When Cas chances a peek at him, he finds Dean watching him with limpid green eyes. “It’s good to have him back,” he agrees. “Have him home.”  
  
“Yes.” Cas’s answer is emphatic.   
  
“To have... have _you_ home,” Dean adds softly, fingers carefully tracing the edge of the glass tumbler he cradles in his hand.   
  
Cas sucks in a sharp breath, without meaning to, and he finds himself wishing his grace were still as strong as it once was, so he could _control_ these reactions more effectively. But the more human he is, the more vulnerable he is, and the more vulnerable he makes himself. He _knew_ it, and yet he still sought out the hunter, anyway. _And he tells **Dean** to stop being stupid..._  
  
Hearing that noise, Dean looks up and their eyes meet, lock together like magnets, his brows furrowing. “Cas?”  
  
“There’s -- there’s something I need to tell you,” he says, words coming out hopelessly choked.   
  
“Cas, you can tell me anything,” Dean offers, lifting up one shoulder in a shrug. He doesn’t tear his eyes away from Cas’s face for a moment. A fisherman by nature, he can’t help but throw out a line. He’s too smart and he has a hunch. “You know, don’t you. What I was gonna say.”  
  
Cas pointedly wrenches his eyes away from Dean’s own, hands tightening their grip around each other as he nods.   
  
“But you don’t want me to say it?” Dean whispers. He bites down hard on his lip for a moment but then releases it, tears welling slowly. “Do you -- do you not --”  
  
“Dean, **_no_** \-- it --” he shakes his head, hard, until he feels dizzy and he groans as he lets his head thunk back against the cabinet.   
  
“What?” And, still, even now - Dean seems sad more than angry, concerned more than belligerent, and these changes in him have left Cas speechless. “Cas, man, c’mon... talk to me. I -- you know, I want things to be different, with us. It... it feels -- I dunno, it feels important.”   
  
Dean fidgets with his glass for another brief moment, rolling it between his palms, before he tips it back and polishes off the last of his whisky, setting the glass aside. Wiping his mouth against the back of his wrist, he mimics Cas’s posture, long legs stretched out of in front of him, crossed at the ankles, hands clasped in his lap.   
  
“You’re important,” he says, finally, eyes straying back over to Cas’s face again. “To Jack, and to Sam, and ... me.” Cas inhales a slow, shaky breath and it’s like he’s bracing himself without realizing it - he hasn’t squeezed his eyes shut, yet, but it’s a near thing.   
  
“I made a deal,” Cas blurts out, staring hard at the third knob in from the right on the stove. “When -- when we lost him, Jack went to Heaven and the Empty, it... came for him.
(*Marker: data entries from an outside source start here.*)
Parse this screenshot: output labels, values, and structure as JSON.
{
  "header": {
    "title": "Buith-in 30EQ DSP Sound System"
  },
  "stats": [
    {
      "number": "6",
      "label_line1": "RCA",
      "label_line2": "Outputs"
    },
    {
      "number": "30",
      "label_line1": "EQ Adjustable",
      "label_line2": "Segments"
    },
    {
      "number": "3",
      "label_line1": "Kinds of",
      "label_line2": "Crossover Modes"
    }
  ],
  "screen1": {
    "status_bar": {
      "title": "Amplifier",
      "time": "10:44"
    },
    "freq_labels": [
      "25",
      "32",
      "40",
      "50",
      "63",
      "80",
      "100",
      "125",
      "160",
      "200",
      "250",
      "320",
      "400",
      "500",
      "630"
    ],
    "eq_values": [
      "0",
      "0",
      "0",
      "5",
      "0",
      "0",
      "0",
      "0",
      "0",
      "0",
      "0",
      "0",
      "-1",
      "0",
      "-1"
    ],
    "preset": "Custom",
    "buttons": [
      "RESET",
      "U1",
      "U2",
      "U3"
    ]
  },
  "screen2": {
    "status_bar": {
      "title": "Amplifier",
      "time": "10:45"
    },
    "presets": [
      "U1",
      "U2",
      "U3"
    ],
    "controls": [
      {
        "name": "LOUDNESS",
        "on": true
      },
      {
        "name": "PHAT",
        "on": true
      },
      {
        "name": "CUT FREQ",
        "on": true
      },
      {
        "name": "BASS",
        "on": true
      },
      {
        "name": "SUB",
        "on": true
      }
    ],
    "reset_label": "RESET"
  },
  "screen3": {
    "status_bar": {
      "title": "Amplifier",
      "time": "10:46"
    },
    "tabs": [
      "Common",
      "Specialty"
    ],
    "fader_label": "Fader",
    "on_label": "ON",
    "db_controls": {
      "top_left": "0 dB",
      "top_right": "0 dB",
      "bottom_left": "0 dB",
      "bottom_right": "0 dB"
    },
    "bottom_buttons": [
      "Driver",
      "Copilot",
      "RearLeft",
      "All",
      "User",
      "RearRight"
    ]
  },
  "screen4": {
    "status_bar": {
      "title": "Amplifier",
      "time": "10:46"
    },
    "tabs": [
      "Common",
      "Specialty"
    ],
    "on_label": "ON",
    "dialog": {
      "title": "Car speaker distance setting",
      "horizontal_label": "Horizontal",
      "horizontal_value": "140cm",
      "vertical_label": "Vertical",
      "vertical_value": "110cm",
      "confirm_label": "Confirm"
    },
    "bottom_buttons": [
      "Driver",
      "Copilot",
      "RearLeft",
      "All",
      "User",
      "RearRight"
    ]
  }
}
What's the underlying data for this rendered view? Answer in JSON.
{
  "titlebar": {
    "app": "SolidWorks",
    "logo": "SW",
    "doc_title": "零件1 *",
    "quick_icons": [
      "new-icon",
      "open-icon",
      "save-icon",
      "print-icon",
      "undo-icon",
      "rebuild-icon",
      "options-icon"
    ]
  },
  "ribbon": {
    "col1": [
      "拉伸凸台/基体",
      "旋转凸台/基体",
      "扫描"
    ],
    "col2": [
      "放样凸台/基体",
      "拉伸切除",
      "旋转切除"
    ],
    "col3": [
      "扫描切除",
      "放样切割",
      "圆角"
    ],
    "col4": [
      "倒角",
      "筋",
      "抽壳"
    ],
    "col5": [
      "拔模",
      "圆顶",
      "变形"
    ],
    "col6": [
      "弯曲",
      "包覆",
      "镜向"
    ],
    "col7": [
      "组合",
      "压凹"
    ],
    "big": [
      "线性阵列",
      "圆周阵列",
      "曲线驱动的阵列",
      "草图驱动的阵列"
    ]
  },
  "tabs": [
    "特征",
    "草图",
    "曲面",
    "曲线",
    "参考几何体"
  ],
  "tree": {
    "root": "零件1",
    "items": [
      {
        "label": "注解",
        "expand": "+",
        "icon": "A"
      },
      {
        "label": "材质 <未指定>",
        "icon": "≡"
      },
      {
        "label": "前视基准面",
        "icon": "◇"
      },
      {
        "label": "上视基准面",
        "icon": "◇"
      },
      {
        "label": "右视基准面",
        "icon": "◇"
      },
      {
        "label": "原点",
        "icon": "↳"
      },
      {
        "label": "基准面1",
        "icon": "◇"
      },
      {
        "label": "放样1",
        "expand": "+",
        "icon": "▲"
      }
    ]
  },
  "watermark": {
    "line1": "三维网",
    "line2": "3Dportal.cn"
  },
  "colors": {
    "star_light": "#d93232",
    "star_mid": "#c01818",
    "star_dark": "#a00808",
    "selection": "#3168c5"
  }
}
It _wanted_ him. It killed several angels in the assault, when the Host could spare so few losses, already. Jack was part angel, and angels go to the Empty, but I _couldn’t_ \-- I couldn’t let it -- not when we were _so close_ to getting him back. So close to being a family again.”  
  
Cas just about jumps out of his skin when he feels a warm weight settle on his right shoulder, and glances down to find Dean has rested his head there.   
  
“Dean?” He asks softly, feeling even more lost and confused than he usually does where his mercurial charge is involved.   
  
“We’ll figure it out,” Dean replies, his tone wavering ever so slightly before evening out again. His hand reaches out, hovering over Cas’s curled fist for a moment before lightly settling atop it. A barely-there flinch from Cas has him gently stroking his thumb over the back of Castiel’s hand, slow and steady like he’s soothing a startled animal.   
  
Thanks to his failing grace, Cas can feel every single touch, but in spite of himself, his hand relaxes and he lets out a ragged breath as his fingers entwine with Dean’s. He lets his head tip to the side, resting atop Dean’s own on his shoulder, and they hold on tight.   
  
“M’not mad. I just -- I only just got you back,” he says, some moments later, his voice sounding so much softer, smaller than usual. “I’m not lettin’ you go this time, Cas. I know what -- I know what Chuck _wants_ us to do, what he wants us to be, how he sees this whole story turning out, but... that’s not us.” He gives Cas’s hand a squeeze, thumb tenderly caressing the creases and lines along the side of his hand. “I’m not lettin’ you go again.”  
  
“Dean --” Cas begins again, lifting his head to favor Dean with a troubled glower.  
  
“No, Cas - dammit, if I can’t say what I _wanted_ to say, then I gotta say what I _can_ , right?” He fires back as he meets Castiel’s gaze, unflinching and utterly shameless. “I’m not sure - like, how does it even work? Your deal?”  
  
Cas reaches for the fifth-size bottle, unscrews the lid, and takes a good slug of the contents before he trusts himself to speak. “I offered myself up to the Shadow, for it to take me then and there instead of Jack. It accepted, but with certain conditions. The Shadow said it wanted to wait until I gave myself permission to be happy, and then it would come for me. Once I finally allowed the sun to shine on my face.”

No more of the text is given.